The classification of electroencephalogram (EEG) signals is a key technique of brain-computer interface (BCI) system. In view of the complexity of EEG signals and the low accuracy in EEG signals recognition, a motor imagery EEG signals classification method with multi-domain fusion based on Dempster-Shafer (D-S) evidence theory is presented in this paper. Firstly, time domain statistics (TDS), autoregressive (AR) model and discrete wavelet transform (DWT) are used to extract features from EEG signals, respectively, and three probabilistic output support vector machine (SVM) classification models are trained based on these three feature sets. Secondly, using the output of each SVM, we construct basic probability assignment (BPA) function and get fusion BPA through D-S evidence theory. Finally, determining the class of test samples based on decision rules. Four databases from BCI competition are employed to evaluate the proposed approach, and the highest classification accuracy reaches 92.83%. Results show that this method acquires higher accuracy and has strong individual adaptability.

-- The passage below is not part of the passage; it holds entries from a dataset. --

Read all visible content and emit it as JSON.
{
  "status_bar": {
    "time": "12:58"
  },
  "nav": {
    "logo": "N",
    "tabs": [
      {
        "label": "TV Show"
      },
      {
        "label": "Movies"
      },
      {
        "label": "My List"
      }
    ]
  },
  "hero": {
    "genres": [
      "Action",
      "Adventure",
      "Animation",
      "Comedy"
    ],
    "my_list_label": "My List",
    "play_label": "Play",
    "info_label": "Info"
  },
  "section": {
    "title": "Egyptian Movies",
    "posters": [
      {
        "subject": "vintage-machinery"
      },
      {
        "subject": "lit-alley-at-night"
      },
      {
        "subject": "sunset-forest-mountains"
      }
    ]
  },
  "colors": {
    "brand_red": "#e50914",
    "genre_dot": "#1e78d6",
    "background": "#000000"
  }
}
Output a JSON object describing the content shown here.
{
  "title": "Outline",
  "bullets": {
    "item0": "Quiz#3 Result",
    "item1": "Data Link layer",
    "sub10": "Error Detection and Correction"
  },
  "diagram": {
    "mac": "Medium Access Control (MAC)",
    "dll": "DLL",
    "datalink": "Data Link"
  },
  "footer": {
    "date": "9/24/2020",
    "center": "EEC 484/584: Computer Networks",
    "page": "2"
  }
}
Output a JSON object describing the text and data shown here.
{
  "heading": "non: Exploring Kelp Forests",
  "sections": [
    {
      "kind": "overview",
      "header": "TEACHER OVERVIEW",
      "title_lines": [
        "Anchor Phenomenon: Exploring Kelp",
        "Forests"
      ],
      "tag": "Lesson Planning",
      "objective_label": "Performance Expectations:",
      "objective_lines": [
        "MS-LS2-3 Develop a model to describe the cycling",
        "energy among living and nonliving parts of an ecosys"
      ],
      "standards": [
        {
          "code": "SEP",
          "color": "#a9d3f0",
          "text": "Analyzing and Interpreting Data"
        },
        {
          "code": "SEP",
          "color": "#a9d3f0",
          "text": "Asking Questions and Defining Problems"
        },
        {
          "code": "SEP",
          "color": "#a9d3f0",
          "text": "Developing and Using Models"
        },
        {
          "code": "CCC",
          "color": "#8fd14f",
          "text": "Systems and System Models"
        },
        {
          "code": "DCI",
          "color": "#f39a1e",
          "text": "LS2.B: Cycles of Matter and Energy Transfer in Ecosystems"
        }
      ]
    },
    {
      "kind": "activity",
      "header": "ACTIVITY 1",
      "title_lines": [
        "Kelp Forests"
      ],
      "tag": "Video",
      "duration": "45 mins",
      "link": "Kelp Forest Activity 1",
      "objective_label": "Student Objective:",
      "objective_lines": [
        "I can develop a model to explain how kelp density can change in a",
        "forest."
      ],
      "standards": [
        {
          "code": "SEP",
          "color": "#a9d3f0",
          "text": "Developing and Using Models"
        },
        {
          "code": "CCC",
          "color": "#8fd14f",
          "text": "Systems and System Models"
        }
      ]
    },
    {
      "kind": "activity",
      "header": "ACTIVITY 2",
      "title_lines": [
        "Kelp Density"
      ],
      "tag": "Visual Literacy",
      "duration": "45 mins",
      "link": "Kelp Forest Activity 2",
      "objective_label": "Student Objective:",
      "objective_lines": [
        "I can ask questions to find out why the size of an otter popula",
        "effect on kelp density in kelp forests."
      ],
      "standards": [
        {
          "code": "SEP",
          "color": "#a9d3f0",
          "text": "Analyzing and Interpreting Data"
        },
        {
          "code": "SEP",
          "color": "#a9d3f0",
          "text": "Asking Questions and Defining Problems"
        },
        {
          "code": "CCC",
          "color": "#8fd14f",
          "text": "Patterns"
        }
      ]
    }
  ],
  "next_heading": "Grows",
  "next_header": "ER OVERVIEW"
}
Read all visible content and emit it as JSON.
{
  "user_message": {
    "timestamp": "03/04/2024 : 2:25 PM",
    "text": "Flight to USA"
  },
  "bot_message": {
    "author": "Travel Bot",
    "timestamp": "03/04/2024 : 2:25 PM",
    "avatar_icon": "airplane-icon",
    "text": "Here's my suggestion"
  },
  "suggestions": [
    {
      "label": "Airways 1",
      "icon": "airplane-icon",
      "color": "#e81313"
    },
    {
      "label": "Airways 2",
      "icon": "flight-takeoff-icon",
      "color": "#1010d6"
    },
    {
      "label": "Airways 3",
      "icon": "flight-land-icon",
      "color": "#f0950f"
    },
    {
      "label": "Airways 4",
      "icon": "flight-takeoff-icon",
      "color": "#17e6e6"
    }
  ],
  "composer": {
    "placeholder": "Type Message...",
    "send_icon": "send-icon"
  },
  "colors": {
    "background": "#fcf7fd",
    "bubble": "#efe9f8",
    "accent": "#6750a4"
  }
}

机译:脑电图(EEG)信号的分类是脑机接口(BCI)系统的一项关键技术。针对脑电信号的复杂性和脑电信号识别精度低的问题,提出了一种基于Dempster-Shafer(D-S)证据理论的多域融合运动图像脑电信号分类方法。首先,时域统计(TDS),自回归(AR)模型和离散小波变换(DWT)分别从EEG信号中提取特征,并基于这三个模型训练了三种概率输出支持向量机(SVM)分类模型。功能集。其次,利用每个支持向量机的输出,构造基本概率分配(BPA)函数,并通过D-S证据理论获得融合BPA。最后,根据决策规则确定测试样本的类别。利用来自BCI竞赛的四个数据库对所提出的方法进行评估,分类精度最高达到92.83%。结果表明,该方法具有较高的准确性,并且具有较强的个体适应性。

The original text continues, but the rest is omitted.